003
In jenem Teil des neugebornen Jahrs,
da Sonnenstrahl im Wassermann sich stärkt
und schon in Tagesmitte flieht die Nacht
In quella parte del giovanetto anno
che 'l sole i crin sotto l'Aquario tempra
e già le notti al mezzo dì sen vanno,
006
und Morgenreif des weißen Bruders Bild
auf das Gefilde hingebreitet zeichnet
mit seiner Feder leicht und flüchtig nur,
quando la brina in su la terra assempra
l'imagine di sua sorella bianca,
ma poco dura a la sua penna tempra,
009
da steht und schaut das Bäuerlein, dem schon
sein Vorrat schmilzt: es sieht das weite Feld
in weißem Glanz und schlägt sich auf die Hüfte,
lo villanello a cui la roba manca,
si leva, e guarda, e vede la campagna
biancheggiar tutta; ond'ei si batte l'anca,
012
geht in sein Haus und jammert hin und her,
ein armer Wicht, und weiß nicht, was er tun soll.
Dann kommt er wieder, sammelt neue Hoffnung,
ritorna in casa, e qua e là si lagna,
come 'l tapin che non sa che si faccia;
poi riede, e la speranza ringavagna,
015
da schon die Welt ein anderes Gesicht
im Nu ihm zeigt, und greift zum Hirtenstab
und treibt zur Weide seine Schäflein aus: ─
veggendo 'l mondo aver cangiata faccia
in poco d'ora, e prende suo vincastro
e fuor le pecorelle a pascer caccia.
018
so stand auch ich bestürzt, als ich die Stirne
des Meisters ganz von Zorn umwölkt gewahrte,
und so im Nu war Pflaster auf der Wunde.
Così mi fece sbigottir lo mastro
quand'io li vidi sì turbar la fronte,
e così tosto al mal giunse lo 'mpiastro;
021
Denn, als wir zur gestürzten Brücke kamen,
blickte so freundlich mich der Führer an,
wie ich zuerst am Fuß des Bergs ihn sah.
ché, come noi venimmo al guasto ponte,
lo duca a me si volse con quel piglio
dolce ch'io vidi prima a piè del monte.
024
Nach einigem Besinnen und Erwägen,
genau den Felsensturz betrachtend, tat er
die Arme auf und hielt mich schon umfaßt.

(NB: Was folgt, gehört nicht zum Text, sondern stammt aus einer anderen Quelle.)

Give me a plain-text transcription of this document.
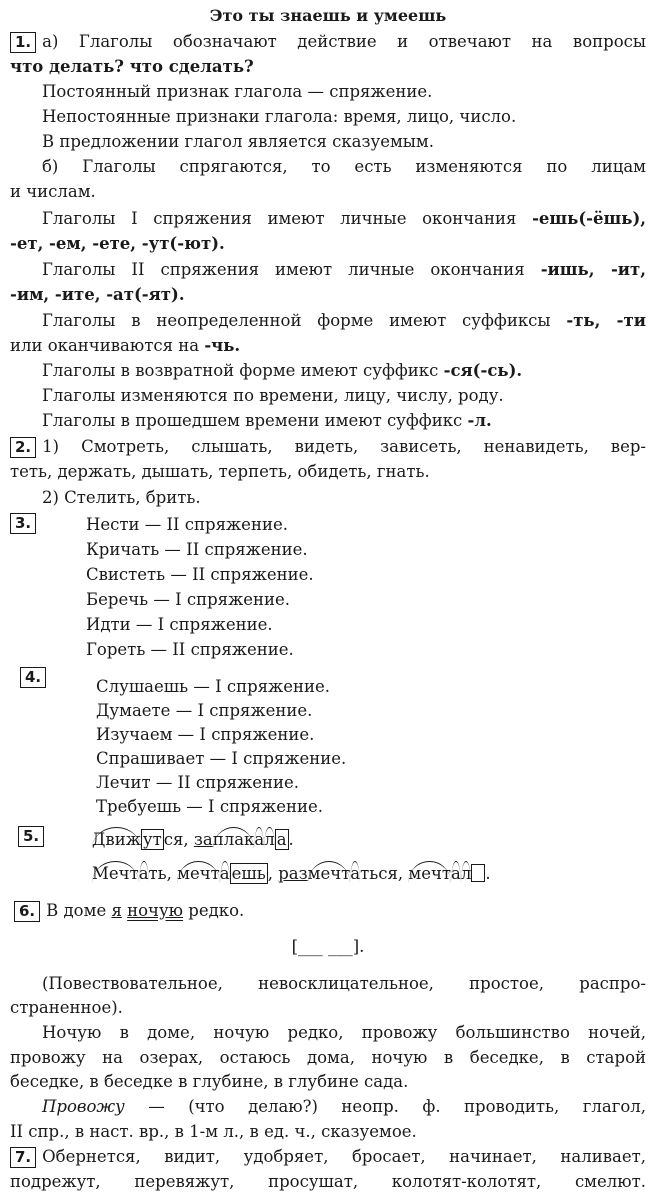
Это ты знаешь и умеешь
1. а) Глаголы обозначают действие и отвечают на вопросы
что делать? что сделать?
Постоянный признак глагола — спряжение.
Непостоянные признаки глагола: время, лицо, число.
В предложении глагол является сказуемым.
б) Глаголы спрягаются, то есть изменяются по лицам
и числам.
Глаголы I спряжения имеют личные окончания -ешь(-ёшь),
-ет, -ем, -ете, -ут(-ют).
Глаголы II спряжения имеют личные окончания -ишь, -ит,
-им, -ите, -ат(-ят).
Глаголы в неопределенной форме имеют суффиксы -ть, -ти
или оканчиваются на -чь.
Глаголы в возвратной форме имеют суффикс -ся(-сь).
Глаголы изменяются по времени, лицу, числу, роду.
Глаголы в прошедшем времени имеют суффикс -л.
2. 1) Смотреть, слышать, видеть, зависеть, ненавидеть, вер-
теть, держать, дышать, терпеть, обидеть, гнать.
2) Стелить, брить.
3.	Нести — II спряжение.
Кричать — II спряжение.
Свистеть — II спряжение.
Беречь — I спряжение.
Идти — I спряжение.
Гореть — II спряжение.
4.	Слушаешь — I спряжение.
Думаете — I спряжение.
Изучаем — I спряжение.
Спрашивает — I спряжение.
Лечит — II спряжение.
Требуешь — I спряжение.
5.	Движ ут ся, заплакал а .
Мечтать, мечта ешь , размечтаться, мечтал .
6. В доме я ночую редко.
[___ ___].
(Повествовательное, невосклицательное, простое, распро-
страненное).
Ночую в доме, ночую редко, провожу большинство ночей,
провожу на озерах, остаюсь дома, ночую в беседке, в старой
беседке, в беседке в глубине, в глубине сада.
Провожу — (что делаю?) неопр. ф. проводить, глагол,
II спр., в наст. вр., в 1-м л., в ед. ч., сказуемое.
7. Обернется, видит, удобряет, бросает, начинает, наливает,
подрежут, перевяжут, просушат, колотят-колотят, смелют.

Le braccia aperse, dopo alcun consiglio
eletto seco riguardando prima
ben la ruina, e diedemi di piglio.
027
Und wie der Werkmann schafft und schätzt zugleich
und immer schon das Nächste vorbereitet,
so hob er mich auf eine Felsenspitze,
E come quei ch'adopera ed estima,
che sempre par che 'nnanzi si proveggia,
così, levando me sù ver' la cima
030
wobei er, gleich den nächsten Block vermerkend,
mir sagt: »An diesen klammre dann dich fest,
versuch jedoch zuerst, ob er dich trägt.«
d'un ronchione, avvisava un'altra scheggia
dicendo: "Sovra quella poi t'aggrappa;
ma tenta pria s'è tal ch'ella ti reggia".
033
Das war kein Pfad für schwere Mantelträger,
da er, so leicht, und ich, von ihm geschoben,
doch kaum von Block zu Block hinaufgelangten.
Non era via da vestito di cappa,
ché noi a pena, ei lieve e io sospinto,
potavam sù montar di chiappa in chiappa.
036
Und wäre vor uns nicht der Anstieg kürzer
als hinter uns der Abstieg war, gewesen,
wer weiß, ob erʼs gemacht hätt ─ ich gewiß nicht.

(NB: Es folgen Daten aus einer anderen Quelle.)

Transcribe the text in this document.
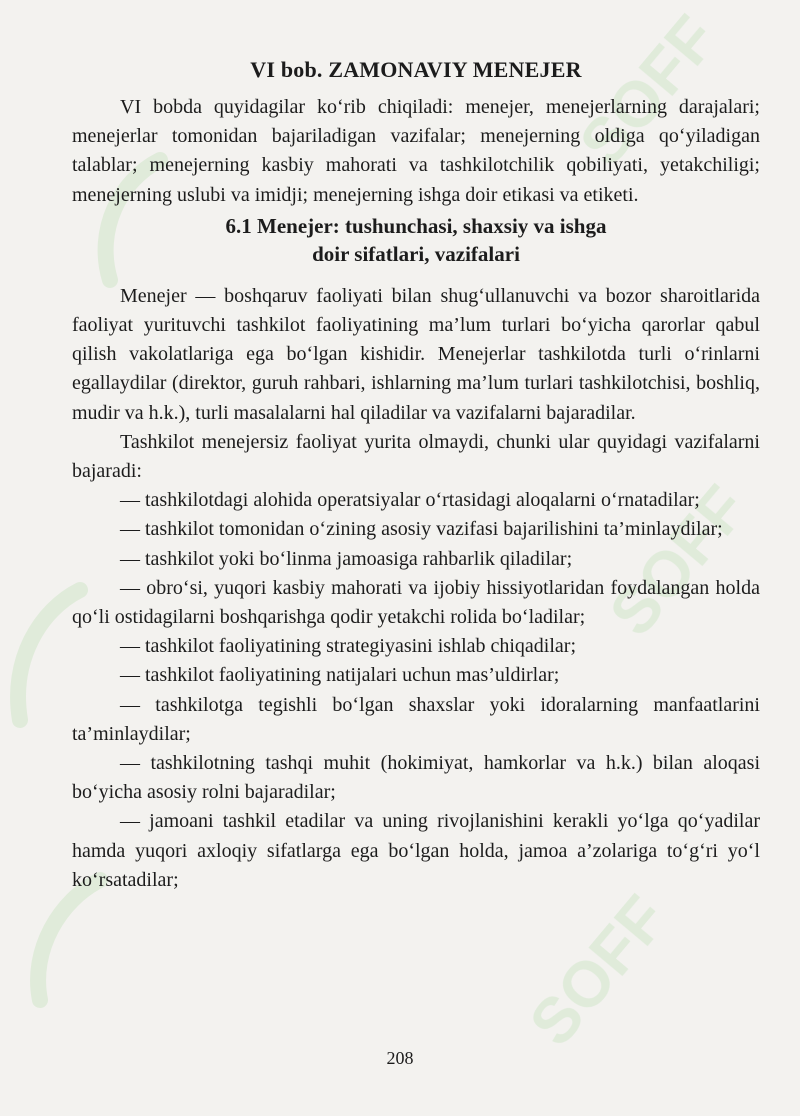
SOFF
SOFF
SOFF
VI bob. ZAMONAVIY MENEJER

VI bobda quyidagilar ko‘rib chiqiladi: menejer, menejerlarning darajalari; menejerlar tomonidan bajariladigan vazifalar; menejerning oldiga qo‘yiladigan talablar; menejerning kasbiy mahorati va tashkilotchilik qobiliyati, yetakchiligi; menejerning uslubi va imidji; menejerning ishga doir etikasi va etiketi.

6.1 Menejer: tushunchasi, shaxsiy va ishga
doir sifatlari, vazifalari

Menejer — boshqaruv faoliyati bilan shug‘ullanuvchi va bozor sharoitlarida faoliyat yurituvchi tashkilot faoliyatining ma’lum turlari bo‘yicha qarorlar qabul qilish vakolatlariga ega bo‘lgan kishidir. Menejerlar tashkilotda turli o‘rinlarni egallaydilar (direktor, guruh rahbari, ishlarning ma’lum turlari tashkilotchisi, boshliq, mudir va h.k.), turli masalalarni hal qiladilar va vazifalarni bajaradilar.

Tashkilot menejersiz faoliyat yurita olmaydi, chunki ular quyidagi vazifalarni bajaradi:

— tashkilotdagi alohida operatsiyalar o‘rtasidagi aloqalarni o‘rnatadilar;

— tashkilot tomonidan o‘zining asosiy vazifasi bajarilishini ta’minlaydilar;

— tashkilot yoki bo‘linma jamoasiga rahbarlik qiladilar;

— obro‘si, yuqori kasbiy mahorati va ijobiy hissiyotlaridan foydalangan holda qo‘li ostidagilarni boshqarishga qodir yetakchi rolida bo‘ladilar;

— tashkilot faoliyatining strategiyasini ishlab chiqadilar;

— tashkilot faoliyatining natijalari uchun mas’uldirlar;

— tashkilotga tegishli bo‘lgan shaxslar yoki idoralarning manfaatlarini ta’minlaydilar;

— tashkilotning tashqi muhit (hokimiyat, hamkorlar va h.k.) bilan aloqasi bo‘yicha asosiy rolni bajaradilar;

— jamoani tashkil etadilar va uning rivojlanishini kerakli yo‘lga qo‘yadilar hamda yuqori axloqiy sifatlarga ega bo‘lgan holda, jamoa a’zolariga to‘g‘ri yo‘l ko‘rsatadilar;

208
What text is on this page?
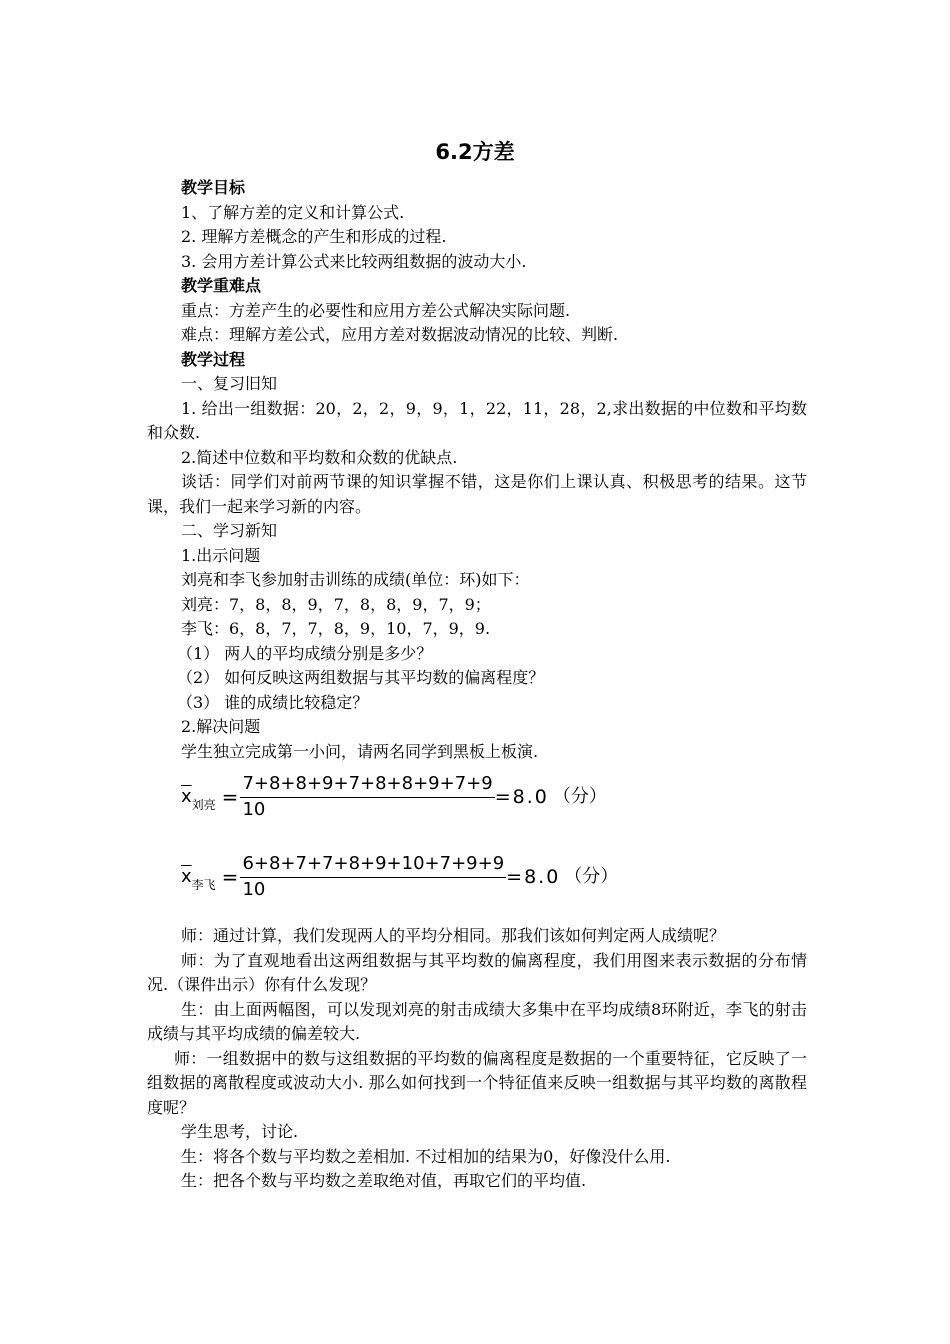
6.2方差
教学目标
1、了解方差的定义和计算公式.
2. 理解方差概念的产生和形成的过程.
3. 会用方差计算公式来比较两组数据的波动大小.
教学重难点
重点：方差产生的必要性和应用方差公式解决实际问题.
难点：理解方差公式，应用方差对数据波动情况的比较、判断.
教学过程
一、复习旧知
1. 给出一组数据：20，2，2，9，9，1，22，11，28，2,求出数据的中位数和平均数和众数.
2.简述中位数和平均数和众数的优缺点.
谈话：同学们对前两节课的知识掌握不错，这是你们上课认真、积极思考的结果。这节课，我们一起来学习新的内容。
二、学习新知
1.出示问题
刘亮和李飞参加射击训练的成绩(单位：环)如下：
刘亮：7，8，8，9，7，8，8，9，7，9；
李飞：6，8，7，7，8，9，10，7，9，9.
（1） 两人的平均成绩分别是多少？
（2） 如何反映这两组数据与其平均数的偏离程度？
（3） 谁的成绩比较稳定？
2.解决问题
学生独立完成第一小问，请两名同学到黑板上板演.
$\overline{x}$ 刘亮 = $\frac{7+8+8+9+7+8+8+9+7+9}{10} =8.0$ （分）
$\overline{x}$ 李飞 = $\frac{6+8+7+7+8+9+10+7+9+9}{10} =8.0$ （分）
师：通过计算，我们发现两人的平均分相同。那我们该如何判定两人成绩呢？
师：为了直观地看出这两组数据与其平均数的偏离程度，我们用图来表示数据的分布情况.（课件出示）你有什么发现？
生：由上面两幅图，可以发现刘亮的射击成绩大多集中在平均成绩8环附近，李飞的射击成绩与其平均成绩的偏差较大.
师：一组数据中的数与这组数据的平均数的偏离程度是数据的一个重要特征，它反映了一组数据的离散程度或波动大小. 那么如何找到一个特征值来反映一组数据与其平均数的离散程度呢？
学生思考，讨论.
生：将各个数与平均数之差相加. 不过相加的结果为0，好像没什么用.
生：把各个数与平均数之差取绝对值，再取它们的平均值.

E se non fosse che da quel precinto
più che da l'altro era la costa corta,
non so di lui, ma io sarei ben vinto.
039
Doch da die Bösen-Gräben nach der Tiefe
des Brunnenschachtes hin sich alle neigen,
so bringt die Lage jedes Tals es mit sich,
Ma perché Malebolge inver' la porta
del bassissimo pozzo tutta pende,
lo sito di ciascuna valle porta
042
daß äußre Wand die innre überragt:
wir kamen schließlich doch bis auf die Höhe,
von der der letzte Fels hinunterhängt.
che l'una costa surge e l'altra scende;
noi pur venimmo al fine in su la punta
onde l'ultima pietra si scoscende.
045
In meinen Lungen war kein Atem mehr;
ich konnt nicht weiter, als ich oben war,
und gleich am Rand der Höhe setzt ich mich.
La lena m'era del polmon sì munta
quand'io fui sù, ch'i' non potea più oltre,
anzi m'assisi ne la prima giunta.
048
»Hier heißtʼs nun abtun deine Trägheit«, sprach
der Meister, »denn in Federbett und Kissen
hat sich noch niemand seinen Ruhm geholt.

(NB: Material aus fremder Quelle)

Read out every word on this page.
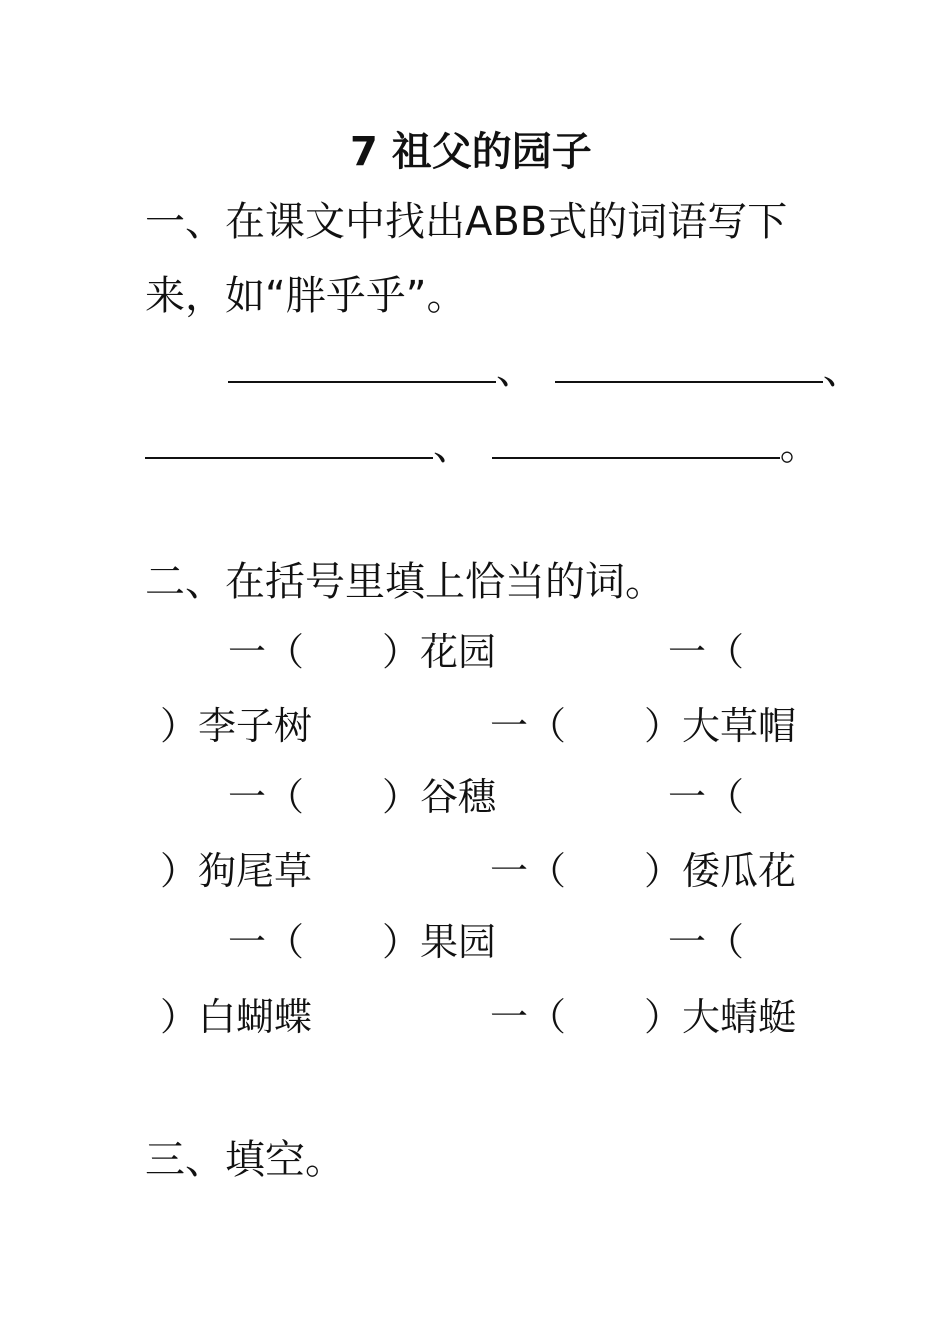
7 祖父的园子
一、在课文中找出ABB式的词语写下
来，如“胖乎乎”。
、	、
、	。
二、在括号里填上恰当的词。
一（ ）花园	一（
）李子树	一（ ）大草帽
一（ ）谷穗	一（
）狗尾草	一（ ）倭瓜花
一（ ）果园	一（
）白蝴蝶	一（ ）大蜻蜓
三、填空。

"Omai convien che tu così ti spoltre",
disse 'l maestro; "ché, seggendo in piuma,
in fama non si vien, né sotto coltre;
051
Wer aber ruhmlos seine Zeit verbraucht,
der ist wie Rauch in Luft und Schaum im Wasser,
und keine Spuren läßt er auf der Erde.
sanza la qual chi sua vita consuma,
cotal vestigio in terra di sé lascia,
qual fummo in aere e in acqua la schiuma.
054
So raff dich auf, vergiß die Atemnot!
Es siegt in jeder Schlacht der starke Mut,
der unter plumpem Körper nicht erschlafft.
E però leva sù; vinci l'ambascia
con l'animo che vince ogne battaglia,
se col suo grave corpo non s'accascia.
057
Noch höhre Treppen gilt es zu ersteigen,
ʼs ist nicht genug, von Heuchlern sich entfernen.
So du mein Wort verstehst, laß es dich spornen!«
Più lunga scala convien che si saglia;
non basta da costoro esser partito.
Se tu mi 'ntendi, or fa sì che ti vaglia".
060
Da rafft ich mich empor, als wär ich besser
bei Atem schon als ich mich fühlte, und
»geh zu!«, sagt ich, »ich habe Kraft und Mut«.
Leva' mi allor, mostrandomi fornito
meglio di lena ch'i' non mi sentia,
e dissi: "Va, ch'i' son forte e ardito".
063
Die Felsenbrück hinauf ging unser Weg,
war voller Zacken, eng und unbequem
und merklich steiler als die früheren.
Su per lo scoglio prendemmo la via,
ch'era ronchioso, stretto e malagevole,
ed erto più assai che quel di pria.
066
Ich sprach im Gehen, wollt nicht schwach erscheinen,
worauf vom neuen Graben eine Stimme
aufstieg ─ und keine Worte formen konnte.
Parlando andava per non parer fievole;
onde una voce uscì de l'altro fosso,
a parole formar disconvenevole.
069
Ich konnte nichts verstehn, obgleich ich schon
auf dieses Brückenbogens Scheitel stand;
doch klangʼs, als wär der Sprecher sehr erzürnt.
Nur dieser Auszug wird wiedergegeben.